Muhyiddin’s majority in the House is uncertain after reports that several government-friendly members of parliament — such as Padang Rengas MP Datuk Seri Mohamed Nazri Abdul Aziz, Machang’s Datuk Seri Ahmad Jazlan Yaakub and Gua Musang’s Tengku Razaleigh Hamzah — had retracted support for him.

He has 109 MPs on his side in the 222-seat Dewan Rakyat.

If an attempt to table a motion of no confidence against him was a cause of worry for Muhyiddin, Shad said, it was safer for the Pagoh MP to obey the king’s decree for Parliament to sit before the emergency ended on Aug 1.

Universiti Kebangsaan Malaysia constitutional expert Professor Datin Dr Faridah Jalil said a 30-day window was considered reasonable for the government to prepare what was required to enable Parliament to reconvene, in line with the phrase “as soon as possible” in the King’s decree.

“In the context of law, the court has also defined that ‘as soon as possible’ also meant the same with ‘secepat mungkin’ as in the case of Aminah v Superintendent of Prison in Pengkalan Chepa, Kelantan.

“It is defined as ‘as soon as is reasonable according to the circumstances of a case’. An important yardstick is a reasonable time period to prepare the circumstances and requirements for Parliament to sit.

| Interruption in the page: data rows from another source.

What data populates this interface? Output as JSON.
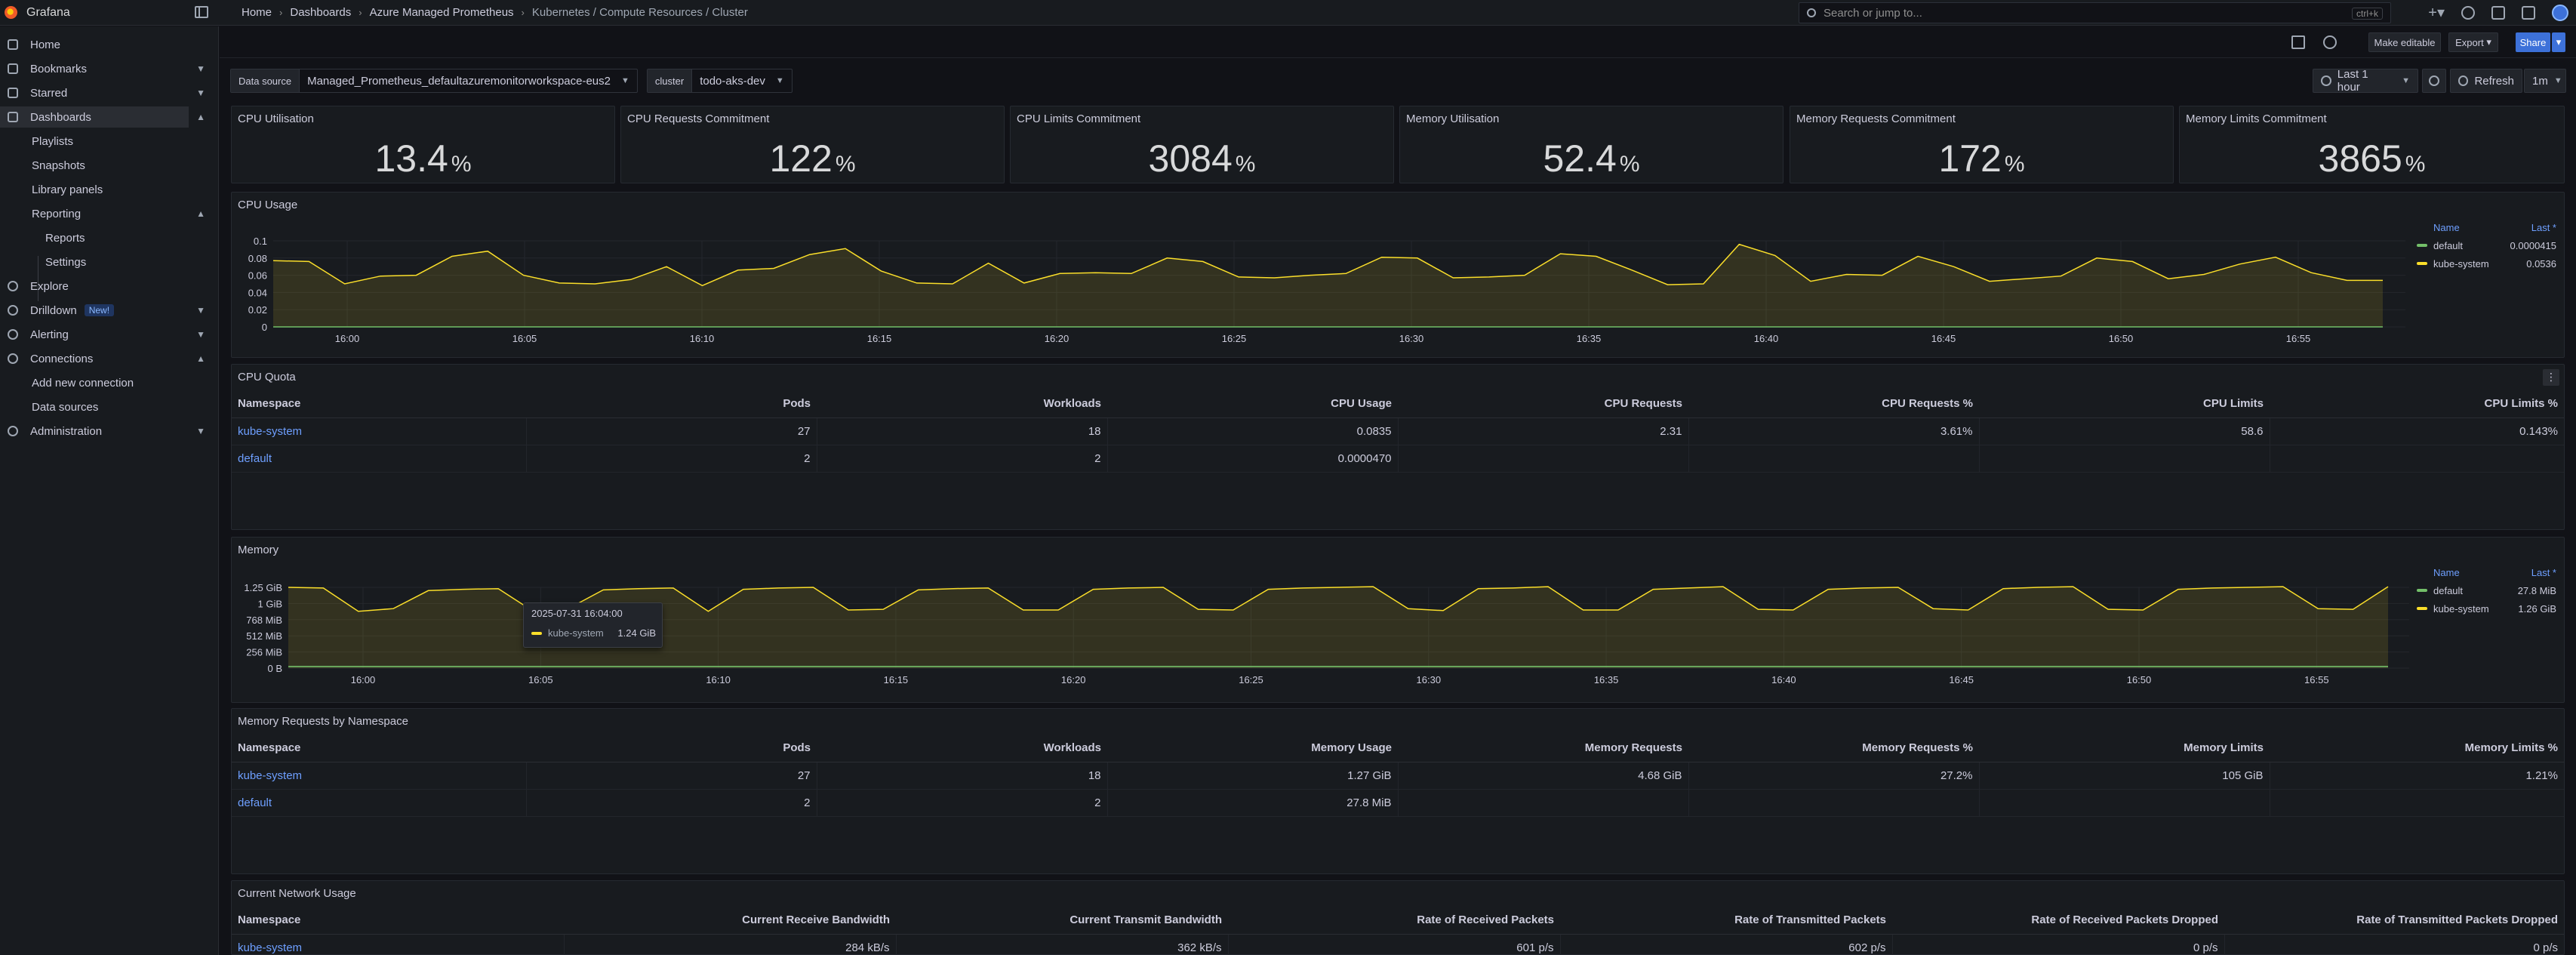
{
  "app": {
    "name": "Grafana"
  },
  "breadcrumb": [
    "Home",
    "Dashboards",
    "Azure Managed Prometheus",
    "Kubernetes / Compute Resources / Cluster"
  ],
  "search": {
    "placeholder": "Search or jump to...",
    "shortcut": "ctrl+k"
  },
  "sidebar": {
    "items": [
      {
        "label": "Home",
        "icon": "home-icon"
      },
      {
        "label": "Bookmarks",
        "icon": "bookmark-icon"
      },
      {
        "label": "Starred",
        "icon": "star-icon"
      },
      {
        "label": "Dashboards",
        "icon": "dashboards-icon"
      },
      {
        "label": "Playlists"
      },
      {
        "label": "Snapshots"
      },
      {
        "label": "Library panels"
      },
      {
        "label": "Reporting"
      },
      {
        "label": "Reports"
      },
      {
        "label": "Settings"
      },
      {
        "label": "Explore",
        "icon": "compass-icon"
      },
      {
        "label": "Drilldown",
        "icon": "drilldown-icon",
        "badge": "New!"
      },
      {
        "label": "Alerting",
        "icon": "bell-icon"
      },
      {
        "label": "Connections",
        "icon": "connections-icon"
      },
      {
        "label": "Add new connection"
      },
      {
        "label": "Data sources"
      },
      {
        "label": "Administration",
        "icon": "gear-icon"
      }
    ]
  },
  "toolbar": {
    "make_editable": "Make editable",
    "export": "Export",
    "share": "Share"
  },
  "variables": {
    "datasource": {
      "label": "Data source",
      "value": "Managed_Prometheus_defaultazuremonitorworkspace-eus2"
    },
    "cluster": {
      "label": "cluster",
      "value": "todo-aks-dev"
    }
  },
  "time": {
    "range": "Last 1 hour",
    "refresh": "Refresh",
    "interval": "1m"
  },
  "stats": [
    {
      "title": "CPU Utilisation",
      "value": "13.4",
      "unit": "%"
    },
    {
      "title": "CPU Requests Commitment",
      "value": "122",
      "unit": "%"
    },
    {
      "title": "CPU Limits Commitment",
      "value": "3084",
      "unit": "%"
    },
    {
      "title": "Memory Utilisation",
      "value": "52.4",
      "unit": "%"
    },
    {
      "title": "Memory Requests Commitment",
      "value": "172",
      "unit": "%"
    },
    {
      "title": "Memory Limits Commitment",
      "value": "3865",
      "unit": "%"
    }
  ],
  "cpu_usage": {
    "title": "CPU Usage",
    "legend_name": "Name",
    "legend_last": "Last *",
    "legend": [
      {
        "name": "default",
        "last": "0.0000415",
        "color": "#73bf69"
      },
      {
        "name": "kube-system",
        "last": "0.0536",
        "color": "#fade2a"
      }
    ]
  },
  "cpu_quota": {
    "title": "CPU Quota",
    "headers": [
      "Namespace",
      "Pods",
      "Workloads",
      "CPU Usage",
      "CPU Requests",
      "CPU Requests %",
      "CPU Limits",
      "CPU Limits %"
    ],
    "rows": [
      [
        "kube-system",
        "27",
        "18",
        "0.0835",
        "2.31",
        "3.61%",
        "58.6",
        "0.143%"
      ],
      [
        "default",
        "2",
        "2",
        "0.0000470",
        "",
        "",
        "",
        ""
      ]
    ]
  },
  "memory": {
    "title": "Memory",
    "legend_name": "Name",
    "legend_last": "Last *",
    "legend": [
      {
        "name": "default",
        "last": "27.8 MiB",
        "color": "#73bf69"
      },
      {
        "name": "kube-system",
        "last": "1.26 GiB",
        "color": "#fade2a"
      }
    ],
    "tooltip": {
      "time": "2025-07-31 16:04:00",
      "series": "kube-system",
      "value": "1.24 GiB"
    }
  },
  "memory_requests": {
    "title": "Memory Requests by Namespace",
    "headers": [
      "Namespace",
      "Pods",
      "Workloads",
      "Memory Usage",
      "Memory Requests",
      "Memory Requests %",
      "Memory Limits",
      "Memory Limits %"
    ],
    "rows": [
      [
        "kube-system",
        "27",
        "18",
        "1.27 GiB",
        "4.68 GiB",
        "27.2%",
        "105 GiB",
        "1.21%"
      ],
      [
        "default",
        "2",
        "2",
        "27.8 MiB",
        "",
        "",
        "",
        ""
      ]
    ]
  },
  "network": {
    "title": "Current Network Usage",
    "headers": [
      "Namespace",
      "Current Receive Bandwidth",
      "Current Transmit Bandwidth",
      "Rate of Received Packets",
      "Rate of Transmitted Packets",
      "Rate of Received Packets Dropped",
      "Rate of Transmitted Packets Dropped"
    ],
    "rows": [
      [
        "kube-system",
        "284 kB/s",
        "362 kB/s",
        "601 p/s",
        "602 p/s",
        "0 p/s",
        "0 p/s"
      ]
    ]
  },
  "chart_data": [
    {
      "type": "area",
      "title": "CPU Usage",
      "x_ticks": [
        "16:00",
        "16:05",
        "16:10",
        "16:15",
        "16:20",
        "16:25",
        "16:30",
        "16:35",
        "16:40",
        "16:45",
        "16:50",
        "16:55"
      ],
      "y_ticks": [
        "0",
        "0.02",
        "0.04",
        "0.06",
        "0.08",
        "0.1"
      ],
      "ylim": [
        0,
        0.1
      ],
      "series": [
        {
          "name": "kube-system",
          "color": "#fade2a",
          "values": [
            0.077,
            0.076,
            0.05,
            0.059,
            0.06,
            0.082,
            0.088,
            0.06,
            0.051,
            0.05,
            0.055,
            0.07,
            0.048,
            0.066,
            0.068,
            0.084,
            0.091,
            0.065,
            0.051,
            0.05,
            0.074,
            0.051,
            0.062,
            0.063,
            0.062,
            0.08,
            0.076,
            0.058,
            0.057,
            0.06,
            0.062,
            0.081,
            0.08,
            0.057,
            0.058,
            0.06,
            0.085,
            0.082,
            0.066,
            0.049,
            0.05,
            0.096,
            0.083,
            0.053,
            0.061,
            0.06,
            0.082,
            0.07,
            0.053,
            0.056,
            0.059,
            0.08,
            0.076,
            0.056,
            0.061,
            0.073,
            0.081,
            0.063,
            0.054,
            0.054
          ]
        },
        {
          "name": "default",
          "color": "#73bf69",
          "values": [
            0,
            0,
            0,
            0,
            0,
            0,
            0,
            0,
            0,
            0,
            0,
            0,
            0,
            0,
            0,
            0,
            0,
            0,
            0,
            0,
            0,
            0,
            0,
            0,
            0,
            0,
            0,
            0,
            0,
            0,
            0,
            0,
            0,
            0,
            0,
            0,
            0,
            0,
            0,
            0,
            0,
            0,
            0,
            0,
            0,
            0,
            0,
            0,
            0,
            0,
            0,
            0,
            0,
            0,
            0,
            0,
            0,
            0,
            0,
            0
          ]
        }
      ]
    },
    {
      "type": "area",
      "title": "Memory",
      "x_ticks": [
        "16:00",
        "16:05",
        "16:10",
        "16:15",
        "16:20",
        "16:25",
        "16:30",
        "16:35",
        "16:40",
        "16:45",
        "16:50",
        "16:55"
      ],
      "y_ticks": [
        "0 B",
        "256 MiB",
        "512 MiB",
        "768 MiB",
        "1 GiB",
        "1.25 GiB"
      ],
      "ylim": [
        0,
        1.25
      ],
      "series": [
        {
          "name": "kube-system",
          "color": "#fade2a",
          "values": [
            1.25,
            1.24,
            0.88,
            0.92,
            1.2,
            1.22,
            1.23,
            0.88,
            0.92,
            1.21,
            1.23,
            1.24,
            0.88,
            1.22,
            1.24,
            1.25,
            0.9,
            0.91,
            1.21,
            1.23,
            1.24,
            0.9,
            0.9,
            1.22,
            1.24,
            1.25,
            0.91,
            0.9,
            1.22,
            1.24,
            1.25,
            1.26,
            0.92,
            0.89,
            1.23,
            1.24,
            1.26,
            0.9,
            0.9,
            1.22,
            1.24,
            1.26,
            0.91,
            0.9,
            1.22,
            1.24,
            1.25,
            0.92,
            0.9,
            1.23,
            1.25,
            1.26,
            0.91,
            0.9,
            1.22,
            1.24,
            1.25,
            1.26,
            0.92,
            0.91,
            1.26
          ]
        },
        {
          "name": "default",
          "color": "#73bf69",
          "values": [
            0.027,
            0.027,
            0.027,
            0.027,
            0.027,
            0.027,
            0.027,
            0.027,
            0.027,
            0.027,
            0.027,
            0.027,
            0.027,
            0.027,
            0.027,
            0.027,
            0.027,
            0.027,
            0.027,
            0.027,
            0.027,
            0.027,
            0.027,
            0.027,
            0.027,
            0.027,
            0.027,
            0.027,
            0.027,
            0.027,
            0.027,
            0.027,
            0.027,
            0.027,
            0.027,
            0.027,
            0.027,
            0.027,
            0.027,
            0.027,
            0.027,
            0.027,
            0.027,
            0.027,
            0.027,
            0.027,
            0.027,
            0.027,
            0.027,
            0.027,
            0.027,
            0.027,
            0.027,
            0.027,
            0.027,
            0.027,
            0.027,
            0.027,
            0.027,
            0.027,
            0.027
          ]
        }
      ]
    }
  ]
}
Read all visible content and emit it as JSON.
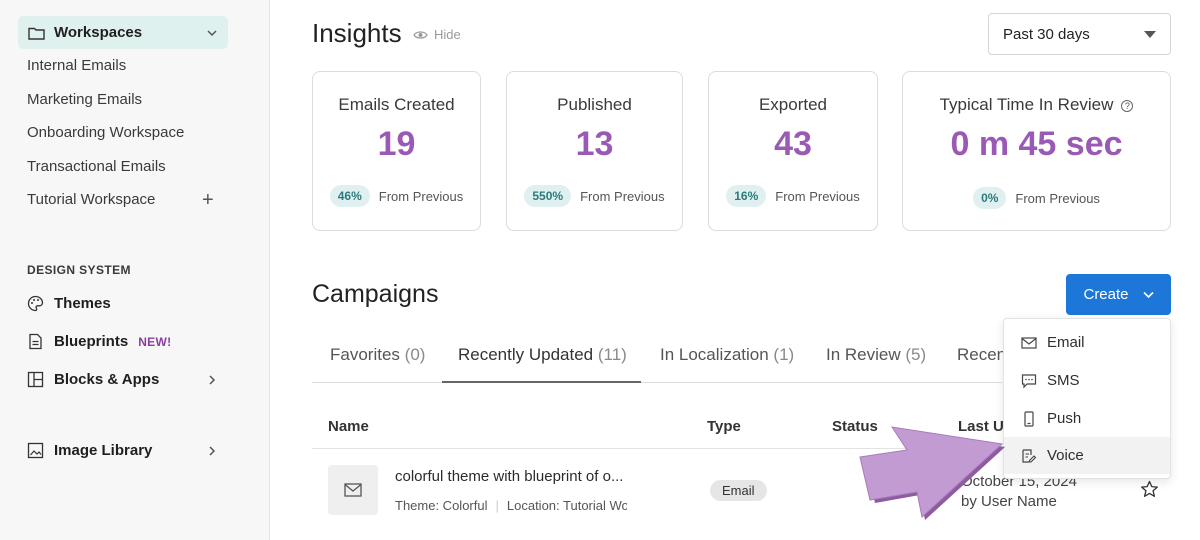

“In terms of preparations, we know members of Parliament have been vaccinated. Parliamentary officers can also be vaccinated immediately and there is no major issue in terms of Parliament layout, seating arrangement and physical distancing,” she said.

She said if the government acted quickly and efficiently, the reasonable timeframe for Parliament to reconvene is within 30 days.

Another expert, Research Fellow (Law and Constitution) from University of Technology Malaysia, Dr Muhammad Fathi Yusof, was also of the opinion that Parliament should resume during the emergency period.

He suggested for the Prime Minister to set a date for the Dewan Rakyat to sit at the end of July, before the Emergency is lifted on Aug 1.

“As soon as the Parliament sitting is officiated, the government must move specific motions to evaluate the confidence of the Prime Minister in the lower house so any question of support for the government of the day can quickly be resolved.”

Dewan Rakyat Speaker, Datuk Azhar Azizan Harun yesterday said Parliament was ready to reconvene any time in accordance with the Constitution.

He said his principles had not changed, adding that he was ready to continue his duties as speaker.

“As the Dewan Rakyat speaker, my duties involving the Constitution and my commitment to parliamentary democracy remain strong.

“I have stressed this repeatedly that Parliament is ready to sit in all aspects, in line with the Federal Constitution and the Dewan Rakyat Standing Orders.”

He dismissed media reports allegedly quoting him as saying that Muhyiddin’s decision to hold a parliamentary sitting in September or October was “rational, acceptable” and “not too late to discuss national crises”.

“I only said that the prime minister had expressed his commitment for Parliament to sit in September and October and that he had informed me of the rationale behind his decision.

“I did not make any conclusion by saying the prime minister’s decision was rational or acceptable or that it won’t be too late. The reports quoting me were untrue.”